I've never understood why this service is in such short supply, or why the ability itself is so stunted. I've wasted many hours, postulating by 'old timey', as the locals call them, drinks -- the kind of thing you add a dash of bitters to and have taste like nothing but juice when they'll get you fully loaded --just trying to figure out what the problem is and why it's so bad. I thought, maybe, it was television, perhaps the news, or even a fear of one's own mortality that had blindly herded us into patterns of sedition from our own roots, but none of that made sense. After months of searching, I've come no closer to finding an answer and I'm not sure I ever will either.
I've never been one of those people, the kind who can't seem to make rhyme or reason out of existence or respond positively to the random happenstance that really makes up life. It's the things you never expect that have the greatest potential to motivate you -- even if they lead you down a road of damnation, to a place where paranoia sometimes runs rampant and you're left looking over you shoulder looking for some rabid, wandering, marsupial that is hell bent on consuming your very existence.
All of this is just fine with me, honestly. They say the road from hell -- and I honestly don't know what else you could consider this representational world we live in -- is anything but short and easy, and I've always been okay with that. I've found nothing in life where the reward hasn't been directly proportionate to the investment -- if not the risk. It's why I've always gone for the big money. I have no time to nickel and dime bet my way through life. I'll play big, win big and-- as long as my credit's good -- play with as many chips as I can borrow, beg, or steal. It's why I've always respected the game of high stakes poker. Play Big, or go home.
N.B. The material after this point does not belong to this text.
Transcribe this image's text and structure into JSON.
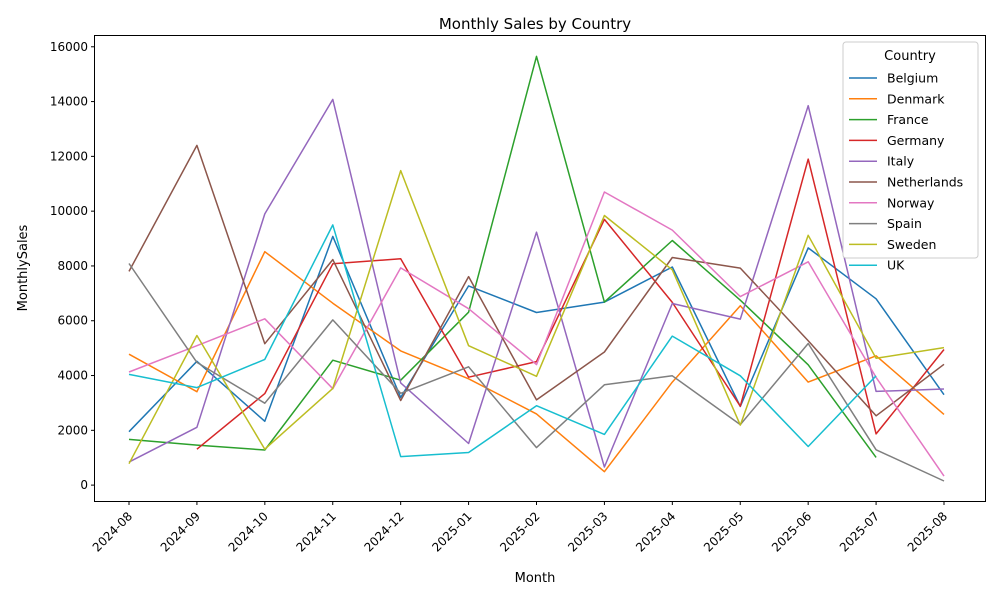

Life doesn't award us any other luxury odd. Everything's a once in a lifetime chance, and each and every one of them is worth being taken. It's one of those high stakes tables, filled with every manner of random drunk and fool who's struck it big in the most recent turns, ready to lose it all with one bad throw of the dice. It's the lonesome drifters, those wayward, quiet, souls rolling in for one last toss of the dice, hoping to land the last, great, score before turning their cowboy boots toes up in the sand.
It's an addictive, harrowing, ride and it'll leave you aged, like leather left out for years in the hot, Nevada, sun. Imagine a lifetime of desert driving, top down, head shaved, living on the borrowed promise of loud music and sunscreen free thinking; it's just this kind of life that will turn your skin to aged, brown, paper and leave all your wild ideas like faded articles to a, long forgotten, constitutional right to dream. After all, it's your right to dream of motor cars and high wages, to dream of a social order in which each man and each woman shall be able to attain to the fullest stature of which they are innately capable, to dream of being recognized by others for what they are, regardless of the fortuitous circumstances of birth or position -- even if that means being recognized for stealing words written by someone else, or being recognized as an absolute scavenger of the human condition.
It'll get weird at times too, you can be sure of that. There will be moments where the ride will pick you upside down and shake you until your insides are on your outside. It's not even a living thing -- despite how it sometimes might appear -- so don't rightly expect to be able to rely on compassion to save you either. It does as it does and nothing more. It'll toss you around like a rag doll, it'll make sure you land on your feet, it'll steal the gas from your tank and infest your house with fleas. Life will randomly keep the skies sunny at your party, tear your favorite jacket, and lace your brain with enough liquor to keep you quiet and content -- which helps everyone else sleep at night. However, no matter how strange or intense it gets, there's one thing to remember: These is absolutely no excuse to not remain in control of it at all times.
Tal Ben-Shahar"I don't believe that things happen for the best, but I do believe in making the best of things that happen" We're never actually in control of what's going to happen to us, and it would be foolish to think anything else. We might be responsible -- which we almost always are -- for what happens to us, but in terms of the cards we're dealt? It's all random. We've just got to make the best plays can we have with what we've been given and, if the cards are shit, hope we can bluff well enough to convince the rest of the world we're sitting on gold. I have no doubt this is why Texas Hold 'Em poker has gotten so popular among the working crowd in the last few years.
So just remember
Life has got a way of taking one raw turn after another lately for a lot of people, and it's getting harder and harder to stay on top of that wave. If, even for a moment, you can take home a small victory -- like Australia in Risk -- you defend the hell out of it and hang onto it with everything you've got.
Stop screaming at the Television, stop screaming at the headline, stop shouting at the internet chat room, be weary of Kangaroos in a forest where they don't belong, and be careful you're not chasing black rabbits when you're looking for life. Hold onto who you are and what you love when the waves get rough, never think you'll land on the shore, but always hope you're lucky enough to make it, never give up dreaming, never stop risking something. Understand you deserve it all only if you earn it all, work hard for what you want, play harder for what you demand. Take no prisoners and give no quarter to the desert and never leave home without some water and a towel.
Don't panic -- everything is, as always, going to be all right.